Thursday, 19 September 2019

P POLITIQUE

Friday, 23 August 2019 13:10

« C’est un grand recul », Koffi Kounté sur la modification de la loi ‘’Bodjona’’

Des gendarmes en train d'encadrer une manifestation publique au Togo Des gendarmes en train d'encadrer une manifestation publique au Togo

Les réactions n’en finissent pas au lendemain de la modification de la loi sur les manifestations publiques au Togo surnommée « loi Bodjona ». L’une des dernières en date c’est celle de l’ancien président de la Commission Nationale des droits de l’Homme, M. Koffi Kounté qui trouve scandaleux cette révision.

L'Assemblée nationale togolaise a adopté mercredi le 7 août 2019 une nouvelle loi qui restreint la liberté de manifestation au Togo. Selon le gouvernement notamment le ministre Payadowa Boubpessi de l’administration territoriale, la modification intervient pour des raisons de "sécurité".  De son côté,  M. Koffi Kounté, intervenant sur la radio Kanal K en Suisse sur le sujet, fait savoir que « c’est un grand recul » pour le Togo en matière des Droits de l’Homme.  

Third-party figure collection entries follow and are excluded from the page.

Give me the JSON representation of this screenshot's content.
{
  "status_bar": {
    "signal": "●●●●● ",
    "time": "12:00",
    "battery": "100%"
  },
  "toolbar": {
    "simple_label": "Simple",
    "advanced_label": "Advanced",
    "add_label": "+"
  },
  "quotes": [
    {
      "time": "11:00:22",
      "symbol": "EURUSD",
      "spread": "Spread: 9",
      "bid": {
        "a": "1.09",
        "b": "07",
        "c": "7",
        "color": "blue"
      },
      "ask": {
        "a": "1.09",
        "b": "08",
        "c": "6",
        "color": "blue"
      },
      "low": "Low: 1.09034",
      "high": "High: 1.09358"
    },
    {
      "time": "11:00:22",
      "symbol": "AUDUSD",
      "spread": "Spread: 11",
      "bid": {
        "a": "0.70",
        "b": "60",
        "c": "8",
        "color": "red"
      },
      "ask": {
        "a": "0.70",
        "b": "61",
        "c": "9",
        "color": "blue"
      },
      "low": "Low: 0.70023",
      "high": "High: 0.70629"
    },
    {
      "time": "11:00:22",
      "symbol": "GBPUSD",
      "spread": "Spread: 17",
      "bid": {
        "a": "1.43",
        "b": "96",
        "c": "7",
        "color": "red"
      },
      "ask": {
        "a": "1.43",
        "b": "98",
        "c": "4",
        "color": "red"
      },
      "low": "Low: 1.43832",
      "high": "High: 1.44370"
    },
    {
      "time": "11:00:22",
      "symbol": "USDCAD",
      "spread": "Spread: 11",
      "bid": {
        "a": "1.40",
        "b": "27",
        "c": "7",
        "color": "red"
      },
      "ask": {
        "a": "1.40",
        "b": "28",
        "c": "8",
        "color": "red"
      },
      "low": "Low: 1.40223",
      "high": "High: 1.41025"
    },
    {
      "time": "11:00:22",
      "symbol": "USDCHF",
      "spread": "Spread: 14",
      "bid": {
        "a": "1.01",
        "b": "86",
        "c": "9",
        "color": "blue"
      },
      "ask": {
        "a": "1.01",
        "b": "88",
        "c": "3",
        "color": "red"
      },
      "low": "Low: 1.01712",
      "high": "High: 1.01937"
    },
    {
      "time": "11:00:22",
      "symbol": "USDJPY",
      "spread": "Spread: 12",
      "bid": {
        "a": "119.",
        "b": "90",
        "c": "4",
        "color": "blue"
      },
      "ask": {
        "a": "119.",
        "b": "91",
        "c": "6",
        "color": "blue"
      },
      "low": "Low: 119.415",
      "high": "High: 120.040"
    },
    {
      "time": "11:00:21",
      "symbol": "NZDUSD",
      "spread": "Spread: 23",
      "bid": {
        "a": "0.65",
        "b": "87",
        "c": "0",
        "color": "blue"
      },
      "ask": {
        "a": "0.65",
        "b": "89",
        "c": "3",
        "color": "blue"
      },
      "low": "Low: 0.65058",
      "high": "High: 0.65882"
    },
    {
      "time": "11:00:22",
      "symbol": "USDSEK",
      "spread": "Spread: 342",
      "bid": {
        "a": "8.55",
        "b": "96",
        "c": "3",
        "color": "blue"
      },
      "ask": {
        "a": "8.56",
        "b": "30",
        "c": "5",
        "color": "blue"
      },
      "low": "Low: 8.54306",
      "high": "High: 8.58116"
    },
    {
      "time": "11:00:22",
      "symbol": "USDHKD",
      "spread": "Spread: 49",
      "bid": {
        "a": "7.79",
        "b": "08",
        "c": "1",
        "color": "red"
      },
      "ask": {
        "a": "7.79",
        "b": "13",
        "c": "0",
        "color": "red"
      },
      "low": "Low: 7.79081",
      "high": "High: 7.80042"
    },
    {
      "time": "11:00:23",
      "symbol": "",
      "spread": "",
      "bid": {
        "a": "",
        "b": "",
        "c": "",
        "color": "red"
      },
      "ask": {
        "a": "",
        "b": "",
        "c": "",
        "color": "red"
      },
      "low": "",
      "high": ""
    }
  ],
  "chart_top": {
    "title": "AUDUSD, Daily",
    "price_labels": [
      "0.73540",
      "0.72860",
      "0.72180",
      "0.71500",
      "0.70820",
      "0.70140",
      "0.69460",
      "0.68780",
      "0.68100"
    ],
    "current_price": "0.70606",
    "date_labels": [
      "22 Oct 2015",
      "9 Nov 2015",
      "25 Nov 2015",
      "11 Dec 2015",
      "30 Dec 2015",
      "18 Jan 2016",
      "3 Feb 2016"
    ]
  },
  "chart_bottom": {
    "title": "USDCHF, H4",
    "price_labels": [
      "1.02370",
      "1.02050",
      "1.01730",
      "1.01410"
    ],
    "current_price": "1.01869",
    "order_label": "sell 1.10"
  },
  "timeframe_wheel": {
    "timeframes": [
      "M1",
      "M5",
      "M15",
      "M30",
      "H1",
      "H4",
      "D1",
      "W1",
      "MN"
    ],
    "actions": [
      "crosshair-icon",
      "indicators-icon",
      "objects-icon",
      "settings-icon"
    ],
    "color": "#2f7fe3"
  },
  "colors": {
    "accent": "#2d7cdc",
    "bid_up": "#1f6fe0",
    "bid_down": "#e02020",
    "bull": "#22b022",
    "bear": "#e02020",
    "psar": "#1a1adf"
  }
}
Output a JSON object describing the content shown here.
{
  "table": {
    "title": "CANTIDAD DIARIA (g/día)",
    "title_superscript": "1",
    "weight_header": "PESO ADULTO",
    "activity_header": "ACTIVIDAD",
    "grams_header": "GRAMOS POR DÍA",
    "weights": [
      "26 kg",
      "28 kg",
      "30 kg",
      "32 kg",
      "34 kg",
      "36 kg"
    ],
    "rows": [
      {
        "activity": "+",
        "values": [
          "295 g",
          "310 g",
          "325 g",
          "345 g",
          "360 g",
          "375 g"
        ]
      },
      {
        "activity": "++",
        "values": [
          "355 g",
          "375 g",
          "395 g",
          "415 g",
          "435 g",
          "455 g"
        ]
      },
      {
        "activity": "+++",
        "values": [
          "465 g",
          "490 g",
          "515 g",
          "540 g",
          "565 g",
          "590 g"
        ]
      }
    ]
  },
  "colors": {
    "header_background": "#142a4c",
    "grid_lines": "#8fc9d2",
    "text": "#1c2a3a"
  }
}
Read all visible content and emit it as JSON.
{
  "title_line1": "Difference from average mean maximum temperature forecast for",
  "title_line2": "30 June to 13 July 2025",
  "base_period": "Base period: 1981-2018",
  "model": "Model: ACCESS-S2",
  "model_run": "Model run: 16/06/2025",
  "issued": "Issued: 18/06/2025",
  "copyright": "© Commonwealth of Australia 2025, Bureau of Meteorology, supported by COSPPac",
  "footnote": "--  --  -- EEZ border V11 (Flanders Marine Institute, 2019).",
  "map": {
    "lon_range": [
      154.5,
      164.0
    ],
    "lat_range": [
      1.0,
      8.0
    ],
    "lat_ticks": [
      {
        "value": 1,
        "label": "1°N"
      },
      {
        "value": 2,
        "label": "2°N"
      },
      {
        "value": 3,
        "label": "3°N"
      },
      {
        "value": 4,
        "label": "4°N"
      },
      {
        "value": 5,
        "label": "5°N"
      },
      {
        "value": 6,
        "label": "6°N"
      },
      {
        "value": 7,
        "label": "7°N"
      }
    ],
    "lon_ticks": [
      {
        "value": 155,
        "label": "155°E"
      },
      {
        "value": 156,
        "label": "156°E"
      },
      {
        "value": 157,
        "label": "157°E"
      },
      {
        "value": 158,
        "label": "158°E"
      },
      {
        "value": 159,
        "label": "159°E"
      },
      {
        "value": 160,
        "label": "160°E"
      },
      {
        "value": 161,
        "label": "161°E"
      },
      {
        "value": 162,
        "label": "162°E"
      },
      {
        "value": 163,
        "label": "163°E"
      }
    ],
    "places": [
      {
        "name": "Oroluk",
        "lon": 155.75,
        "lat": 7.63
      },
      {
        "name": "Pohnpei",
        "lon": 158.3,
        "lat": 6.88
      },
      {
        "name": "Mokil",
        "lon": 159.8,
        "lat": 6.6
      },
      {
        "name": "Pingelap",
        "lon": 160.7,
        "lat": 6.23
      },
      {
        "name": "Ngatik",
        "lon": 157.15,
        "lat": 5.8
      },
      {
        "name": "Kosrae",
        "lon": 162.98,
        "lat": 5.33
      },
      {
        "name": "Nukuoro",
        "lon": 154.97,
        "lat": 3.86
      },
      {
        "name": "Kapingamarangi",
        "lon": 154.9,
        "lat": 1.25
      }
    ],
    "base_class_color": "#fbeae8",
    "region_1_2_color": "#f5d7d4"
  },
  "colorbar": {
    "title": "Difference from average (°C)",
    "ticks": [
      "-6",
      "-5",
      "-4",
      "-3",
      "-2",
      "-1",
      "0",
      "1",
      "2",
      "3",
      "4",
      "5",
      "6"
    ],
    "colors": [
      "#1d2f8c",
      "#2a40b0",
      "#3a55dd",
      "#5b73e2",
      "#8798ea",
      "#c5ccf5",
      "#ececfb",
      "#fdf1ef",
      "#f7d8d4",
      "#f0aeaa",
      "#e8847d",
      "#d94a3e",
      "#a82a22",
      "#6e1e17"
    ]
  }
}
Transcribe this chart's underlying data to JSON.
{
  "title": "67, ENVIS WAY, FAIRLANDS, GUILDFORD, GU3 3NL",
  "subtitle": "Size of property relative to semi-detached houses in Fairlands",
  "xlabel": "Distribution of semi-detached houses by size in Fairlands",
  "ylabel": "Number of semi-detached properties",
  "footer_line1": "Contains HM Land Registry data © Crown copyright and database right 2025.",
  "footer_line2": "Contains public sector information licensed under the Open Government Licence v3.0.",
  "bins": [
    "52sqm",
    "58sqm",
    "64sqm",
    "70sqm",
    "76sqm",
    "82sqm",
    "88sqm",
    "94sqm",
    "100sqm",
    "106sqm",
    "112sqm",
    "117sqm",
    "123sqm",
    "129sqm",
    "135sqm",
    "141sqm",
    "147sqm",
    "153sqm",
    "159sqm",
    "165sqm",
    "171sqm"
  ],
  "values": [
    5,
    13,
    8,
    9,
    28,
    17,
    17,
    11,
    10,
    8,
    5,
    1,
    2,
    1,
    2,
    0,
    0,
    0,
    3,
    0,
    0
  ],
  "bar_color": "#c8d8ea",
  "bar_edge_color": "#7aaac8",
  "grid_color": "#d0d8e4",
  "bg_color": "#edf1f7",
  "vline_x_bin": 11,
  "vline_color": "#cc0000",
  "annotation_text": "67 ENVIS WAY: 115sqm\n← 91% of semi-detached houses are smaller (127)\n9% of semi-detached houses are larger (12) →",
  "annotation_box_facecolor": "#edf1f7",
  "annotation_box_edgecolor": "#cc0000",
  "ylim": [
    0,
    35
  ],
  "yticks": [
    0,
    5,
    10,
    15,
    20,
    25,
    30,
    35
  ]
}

« C’est scandaleux ! Le ministre à sembler argumenter autour de la question de sécurité. Mais non, comprenons-nous bien. La liberté de manifestation est un droit fondamental. C’est un droit consacré par notre constitution. Donc, en cela, il ne saurait y avoir de restriction à ce sujet et, nulle autorité ne peut aller à l’encontre. Maintenant, dans le cadre de l’encadrement, les forces de sécurité, chargées du maintien de l’ordre, doivent pouvoir être à la hauteur de leurs missions. Distinguer entre manifestants et casseurs. On ne peut pas dire que, parce qu’à chaque fois qu’il y a des manifestations, il y a des intrus qui s’infiltrent dans le groupe pour casser, donc tirer argument de cela pour restreindre l’expression démocratique », fait remarquer Koffi Kounté.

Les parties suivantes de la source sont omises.